Critics and fans have suggested numerous other influences: Plato’s cave, Hilary Putnam’s brain in a vat, Robert Nozick’s Experience Machine, Philip K Dick, Plato, Socrates, Kant, Marx, Hegel, Lacan, Dostoevsky, Sartre and even Doctor Who. The essays in the 2002 book The Matrix and Philosophy contradict each other to hilarious extent: It’s Buddhist! It’s Christian! It’s Marxist! It’s postmodern! Yet none are wrong exactly because the movie is a mash-up of ideas, not a thesis. When the Wachowskis were asked in a web chat how many of these perceived allusions were intentional, they replied in the teasing spirit of a Sixties Bob Dylan press conference: “All of it.”
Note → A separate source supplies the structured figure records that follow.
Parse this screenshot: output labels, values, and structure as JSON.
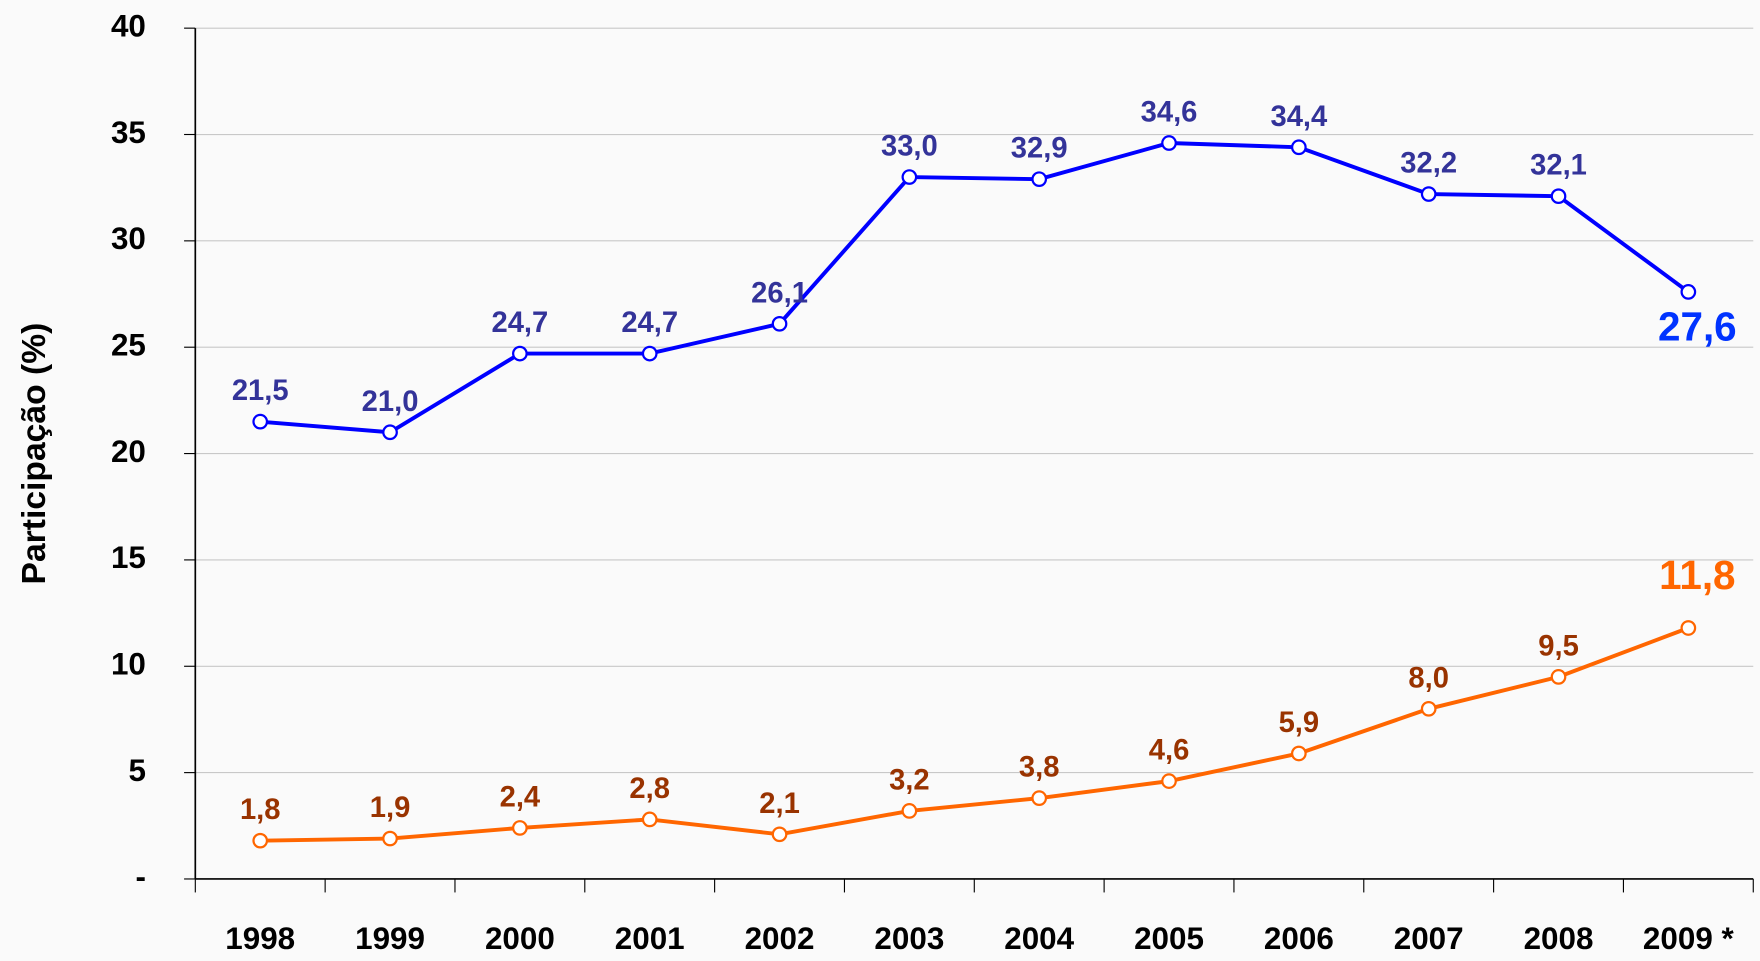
{
  "chart_data": {
    "type": "line",
    "y_label": "Participação (%)",
    "categories": [
      "1998",
      "1999",
      "2000",
      "2001",
      "2002",
      "2003",
      "2004",
      "2005",
      "2006",
      "2007",
      "2008",
      "2009 *"
    ],
    "series": [
      {
        "color": "#0000ff",
        "label_color": "#333399",
        "last_label_color": "#0033ff",
        "values": [
          21.5,
          21.0,
          24.7,
          24.7,
          26.1,
          33.0,
          32.9,
          34.6,
          34.4,
          32.2,
          32.1,
          27.6
        ],
        "value_labels": [
          "21,5",
          "21,0",
          "24,7",
          "24,7",
          "26,1",
          "33,0",
          "32,9",
          "34,6",
          "34,4",
          "32,2",
          "32,1",
          "27,6"
        ]
      },
      {
        "color": "#ff6600",
        "label_color": "#993300",
        "last_label_color": "#ff6600",
        "values": [
          1.8,
          1.9,
          2.4,
          2.8,
          2.1,
          3.2,
          3.8,
          4.6,
          5.9,
          8.0,
          9.5,
          11.8
        ],
        "value_labels": [
          "1,8",
          "1,9",
          "2,4",
          "2,8",
          "2,1",
          "3,2",
          "3,8",
          "4,6",
          "5,9",
          "8,0",
          "9,5",
          "11,8"
        ]
      }
    ],
    "ylim": [
      0,
      40
    ],
    "yticks": [
      {
        "value": 0,
        "label": "-"
      },
      5,
      10,
      15,
      20,
      25,
      30,
      35,
      40
    ],
    "grid": true
  }
}
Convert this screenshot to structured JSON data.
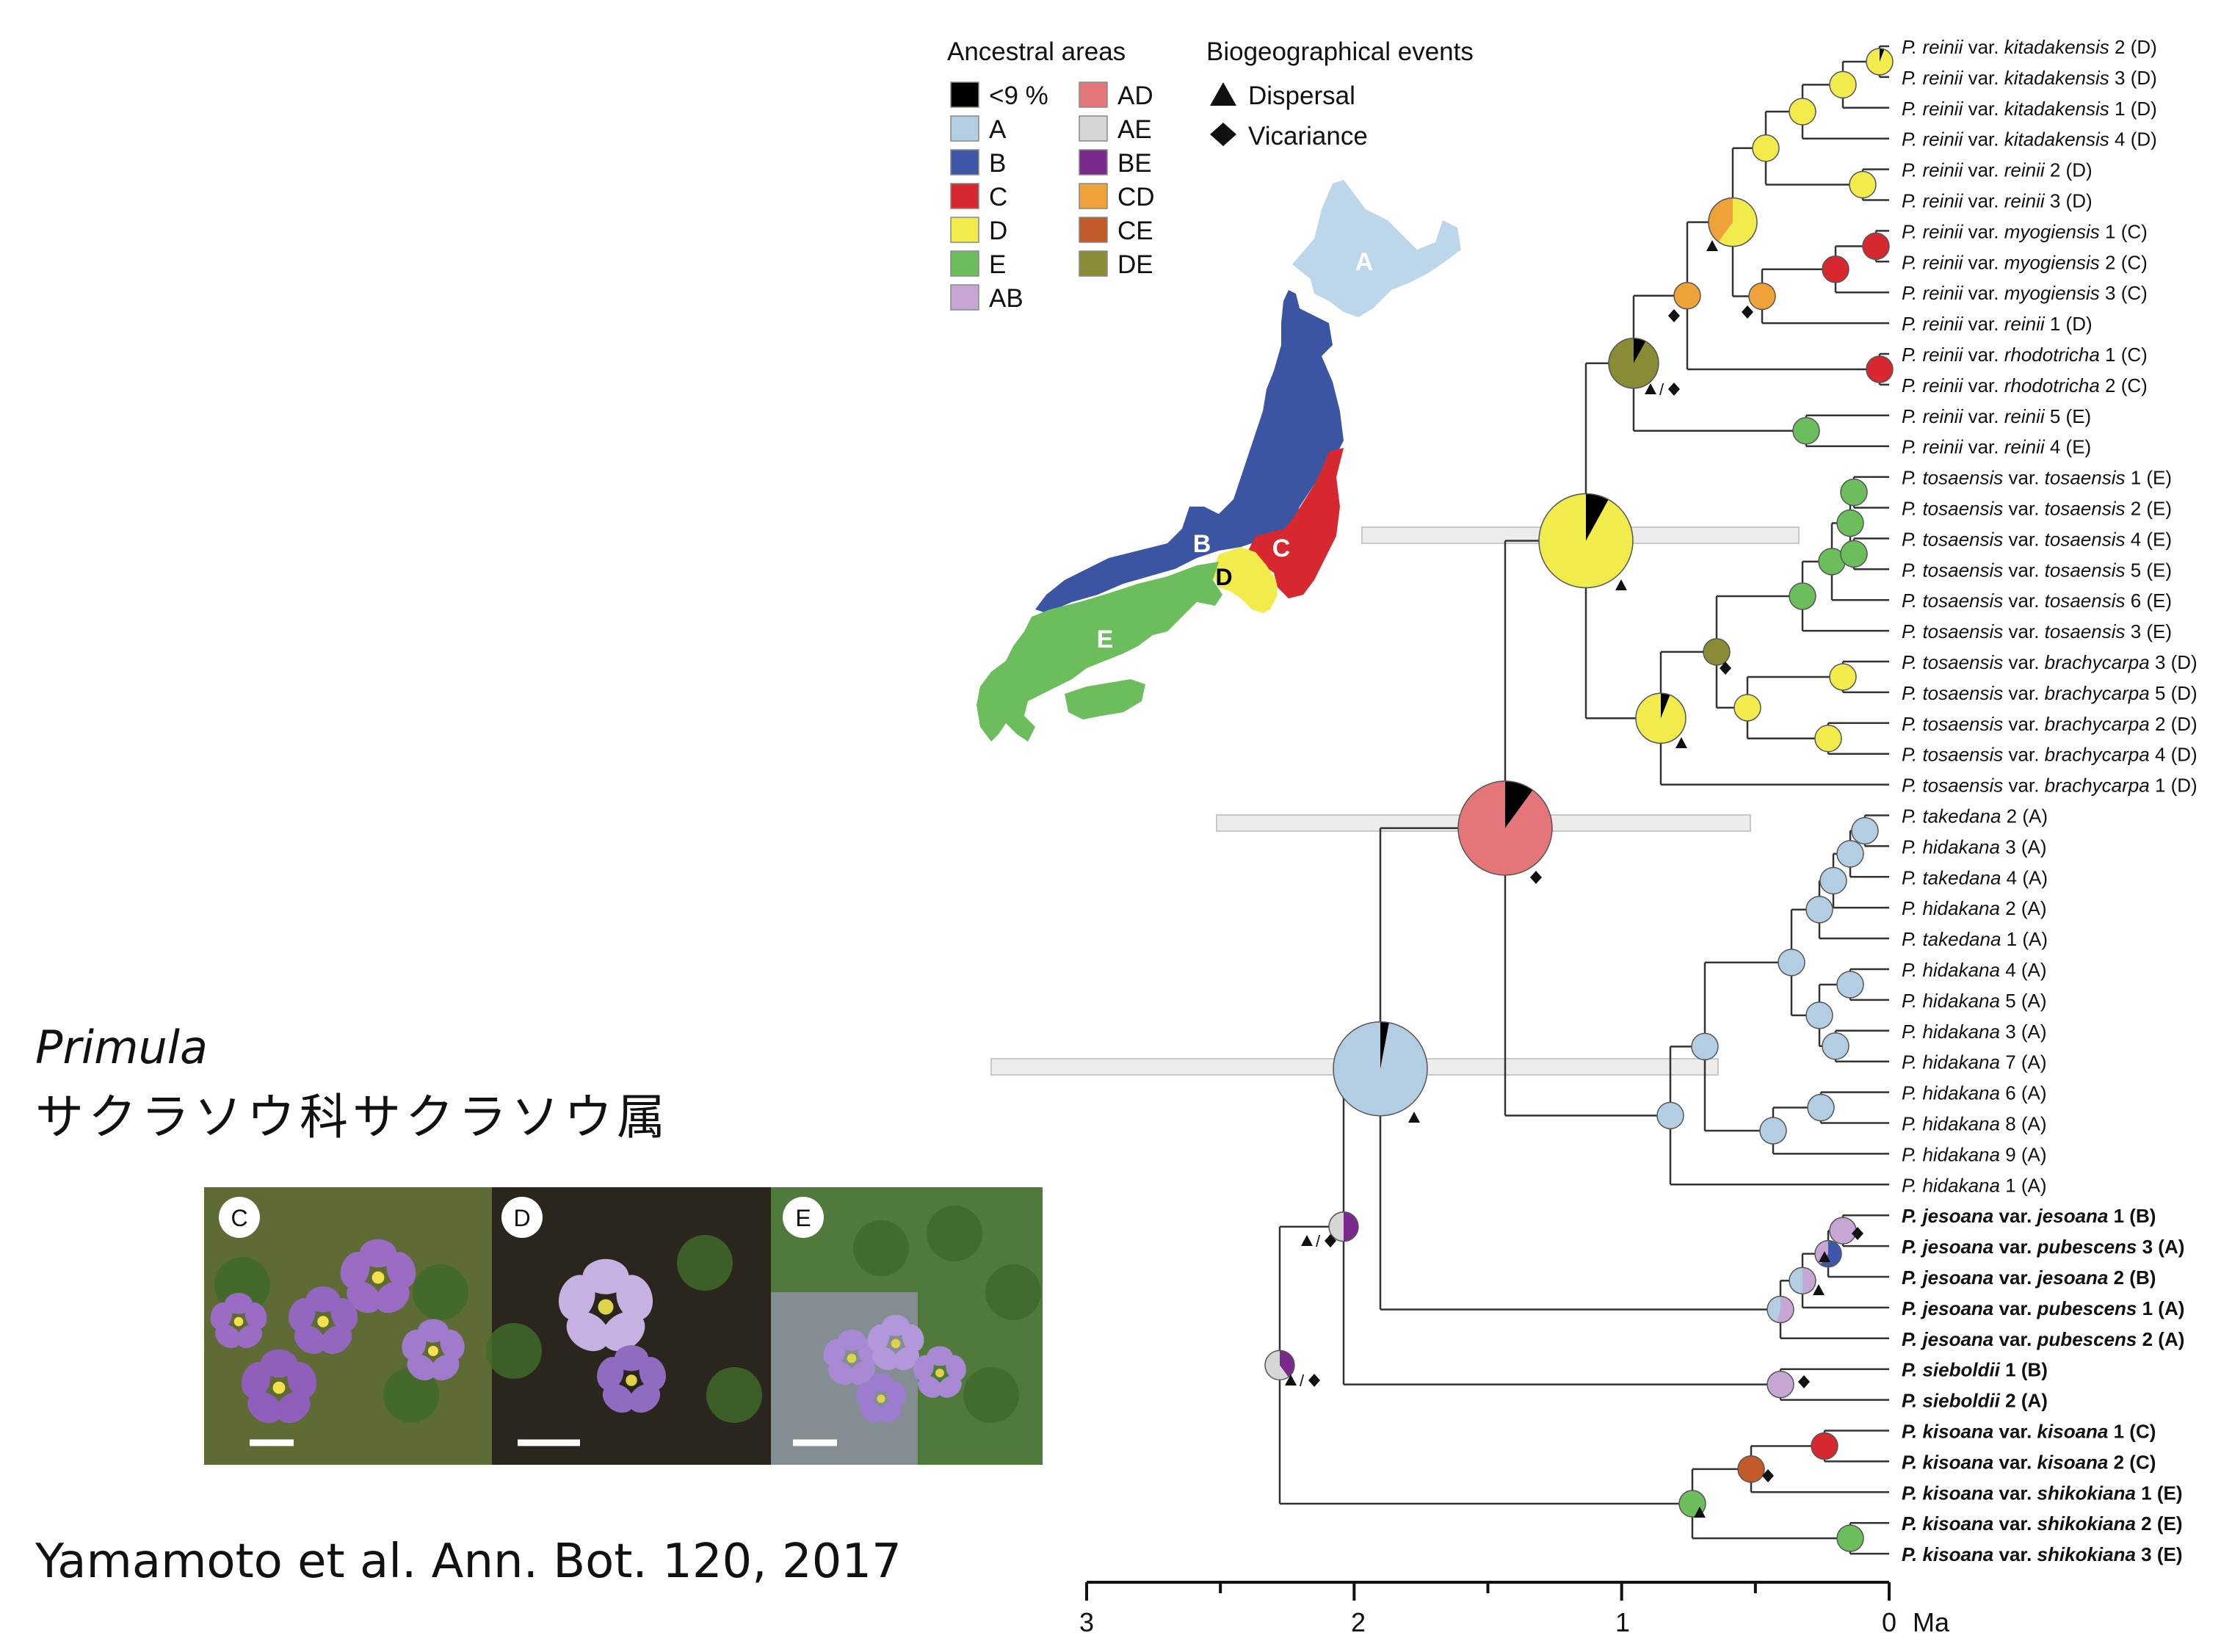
{
  "genus_title": "Primula",
  "japanese_title": "サクラソウ科サクラソウ属",
  "citation": "Yamamoto et al. Ann. Bot. 120, 2017",
  "legend_areas": {
    "title": "Ancestral areas",
    "items": [
      {
        "label": "<9 %",
        "color": "#000000"
      },
      {
        "label": "A",
        "color": "#b3cde3"
      },
      {
        "label": "B",
        "color": "#3f57a6"
      },
      {
        "label": "C",
        "color": "#d7282f"
      },
      {
        "label": "D",
        "color": "#f1ec4b"
      },
      {
        "label": "E",
        "color": "#6cbd5b"
      },
      {
        "label": "AB",
        "color": "#c7a6d4"
      },
      {
        "label": "AD",
        "color": "#e4767a"
      },
      {
        "label": "AE",
        "color": "#d6d6d6"
      },
      {
        "label": "BE",
        "color": "#7a2a8c"
      },
      {
        "label": "CD",
        "color": "#f0a23a"
      },
      {
        "label": "CE",
        "color": "#c25a2a"
      },
      {
        "label": "DE",
        "color": "#8a8b35"
      }
    ]
  },
  "legend_events": {
    "title": "Biogeographical events",
    "items": [
      {
        "label": "Dispersal",
        "symbol": "triangle"
      },
      {
        "label": "Vicariance",
        "symbol": "diamond"
      }
    ]
  },
  "map_labels": [
    "A",
    "B",
    "C",
    "D",
    "E"
  ],
  "photo_labels": [
    "C",
    "D",
    "E"
  ],
  "time_axis": {
    "ticks": [
      "3",
      "2",
      "1",
      "0"
    ],
    "unit": "Ma"
  },
  "slash": "/",
  "tips": [
    {
      "name": "P. reinii",
      "rest": " var. ",
      "var": "kitadakensis",
      "tail": " 2 (D)"
    },
    {
      "name": "P. reinii",
      "rest": " var. ",
      "var": "kitadakensis",
      "tail": " 3 (D)"
    },
    {
      "name": "P. reinii",
      "rest": " var. ",
      "var": "kitadakensis",
      "tail": " 1 (D)"
    },
    {
      "name": "P. reinii",
      "rest": " var. ",
      "var": "kitadakensis",
      "tail": " 4 (D)"
    },
    {
      "name": "P. reinii",
      "rest": " var. ",
      "var": "reinii",
      "tail": " 2 (D)"
    },
    {
      "name": "P. reinii",
      "rest": " var. ",
      "var": "reinii",
      "tail": " 3 (D)"
    },
    {
      "name": "P. reinii",
      "rest": " var. ",
      "var": "myogiensis",
      "tail": " 1 (C)"
    },
    {
      "name": "P. reinii",
      "rest": " var. ",
      "var": "myogiensis",
      "tail": " 2 (C)"
    },
    {
      "name": "P. reinii",
      "rest": " var. ",
      "var": "myogiensis",
      "tail": " 3 (C)"
    },
    {
      "name": "P. reinii",
      "rest": " var. ",
      "var": "reinii",
      "tail": " 1 (D)"
    },
    {
      "name": "P. reinii",
      "rest": " var. ",
      "var": "rhodotricha",
      "tail": " 1 (C)"
    },
    {
      "name": "P. reinii",
      "rest": " var. ",
      "var": "rhodotricha",
      "tail": " 2 (C)"
    },
    {
      "name": "P. reinii",
      "rest": " var. ",
      "var": "reinii",
      "tail": " 5 (E)"
    },
    {
      "name": "P. reinii",
      "rest": " var. ",
      "var": "reinii",
      "tail": " 4 (E)"
    },
    {
      "name": "P. tosaensis",
      "rest": " var. ",
      "var": "tosaensis",
      "tail": " 1 (E)"
    },
    {
      "name": "P. tosaensis",
      "rest": " var. ",
      "var": "tosaensis",
      "tail": " 2 (E)"
    },
    {
      "name": "P. tosaensis",
      "rest": " var. ",
      "var": "tosaensis",
      "tail": " 4 (E)"
    },
    {
      "name": "P. tosaensis",
      "rest": " var. ",
      "var": "tosaensis",
      "tail": " 5 (E)"
    },
    {
      "name": "P. tosaensis",
      "rest": " var. ",
      "var": "tosaensis",
      "tail": " 6 (E)"
    },
    {
      "name": "P. tosaensis",
      "rest": " var. ",
      "var": "tosaensis",
      "tail": " 3 (E)"
    },
    {
      "name": "P. tosaensis",
      "rest": " var. ",
      "var": "brachycarpa",
      "tail": " 3 (D)"
    },
    {
      "name": "P. tosaensis",
      "rest": " var. ",
      "var": "brachycarpa",
      "tail": " 5 (D)"
    },
    {
      "name": "P. tosaensis",
      "rest": " var. ",
      "var": "brachycarpa",
      "tail": " 2 (D)"
    },
    {
      "name": "P. tosaensis",
      "rest": " var. ",
      "var": "brachycarpa",
      "tail": " 4 (D)"
    },
    {
      "name": "P. tosaensis",
      "rest": " var. ",
      "var": "brachycarpa",
      "tail": " 1 (D)"
    },
    {
      "name": "P. takedana",
      "rest": "",
      "var": "",
      "tail": " 2 (A)"
    },
    {
      "name": "P. hidakana",
      "rest": "",
      "var": "",
      "tail": " 3 (A)"
    },
    {
      "name": "P. takedana",
      "rest": "",
      "var": "",
      "tail": " 4 (A)"
    },
    {
      "name": "P. hidakana",
      "rest": "",
      "var": "",
      "tail": " 2 (A)"
    },
    {
      "name": "P. takedana",
      "rest": "",
      "var": "",
      "tail": " 1 (A)"
    },
    {
      "name": "P. hidakana",
      "rest": "",
      "var": "",
      "tail": " 4 (A)"
    },
    {
      "name": "P. hidakana",
      "rest": "",
      "var": "",
      "tail": " 5 (A)"
    },
    {
      "name": "P. hidakana",
      "rest": "",
      "var": "",
      "tail": " 3 (A)"
    },
    {
      "name": "P. hidakana",
      "rest": "",
      "var": "",
      "tail": " 7 (A)"
    },
    {
      "name": "P. hidakana",
      "rest": "",
      "var": "",
      "tail": " 6 (A)"
    },
    {
      "name": "P. hidakana",
      "rest": "",
      "var": "",
      "tail": " 8 (A)"
    },
    {
      "name": "P. hidakana",
      "rest": "",
      "var": "",
      "tail": " 9 (A)"
    },
    {
      "name": "P. hidakana",
      "rest": "",
      "var": "",
      "tail": " 1 (A)"
    },
    {
      "name": "P. jesoana",
      "rest": " var. ",
      "var": "jesoana",
      "tail": " 1 (B)",
      "bold": true
    },
    {
      "name": "P. jesoana",
      "rest": " var. ",
      "var": "pubescens",
      "tail": " 3 (A)",
      "bold": true
    },
    {
      "name": "P. jesoana",
      "rest": " var. ",
      "var": "jesoana",
      "tail": " 2 (B)",
      "bold": true
    },
    {
      "name": "P. jesoana",
      "rest": " var. ",
      "var": "pubescens",
      "tail": " 1 (A)",
      "bold": true
    },
    {
      "name": "P. jesoana",
      "rest": " var. ",
      "var": "pubescens",
      "tail": " 2 (A)",
      "bold": true
    },
    {
      "name": "P. sieboldii",
      "rest": "",
      "var": "",
      "tail": " 1 (B)",
      "bold": true
    },
    {
      "name": "P. sieboldii",
      "rest": "",
      "var": "",
      "tail": " 2 (A)",
      "bold": true
    },
    {
      "name": "P. kisoana",
      "rest": " var. ",
      "var": "kisoana",
      "tail": " 1 (C)",
      "bold": true
    },
    {
      "name": "P. kisoana",
      "rest": " var. ",
      "var": "kisoana",
      "tail": " 2 (C)",
      "bold": true
    },
    {
      "name": "P. kisoana",
      "rest": " var. ",
      "var": "shikokiana",
      "tail": " 1 (E)",
      "bold": true
    },
    {
      "name": "P. kisoana",
      "rest": " var. ",
      "var": "shikokiana",
      "tail": " 2 (E)",
      "bold": true
    },
    {
      "name": "P. kisoana",
      "rest": " var. ",
      "var": "shikokiana",
      "tail": " 3 (E)",
      "bold": true
    }
  ]
}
In the week that Matrix Resurrections, the fourth film in the franchise, opens, it’s worth remembering that before The Matrix was released in March 1999, it was unflatteringly compared to the 1995 flop Johnny Mnemonic, another film about virtual reality starring Keanu Reeves.
But it was no Johnny Mnemonic. Raking in almost half a billion dollars, it proved that Hollywood could tap into the new immersive nature of gaming, paved the way for the superhero imperium, and (to the immense benefit of Christopher Nolan) made explicitly philosophical non-franchise blockbusters a going concern. Better still, and despite two widely disliked sequels, it became a cultural touchstone. The Wachowskis talked about “making mythology relevant in a modern context” and they succeeded in spades. The Matrix has become a modern myth and, like any myth, it has been interpreted in radically different ways.
The brilliance of The Matrix is that it can make anybody feel clever. It signals that it is about something profound but the basic conceit is very simple. You could grasp it by knowing your Descartes or just by listening to Queen: “Is this the real life? Is this just fantasy?”
Reeves’s character believes he is a coder called Thomas Anderson, living in a boring 1999. In fact, he resides comatose in a gooey pod in the late 22nd century, where he serves as an organic battery for humanity’s new AI overlords. His life has been a simulation, a dream, the Matrix. Waking up is a kind of rebirth. At the end, he tells those damned dirty machines that he will usher in “a world without you, a world without rules and controls, without borders or boundaries, a world where anything is possible”.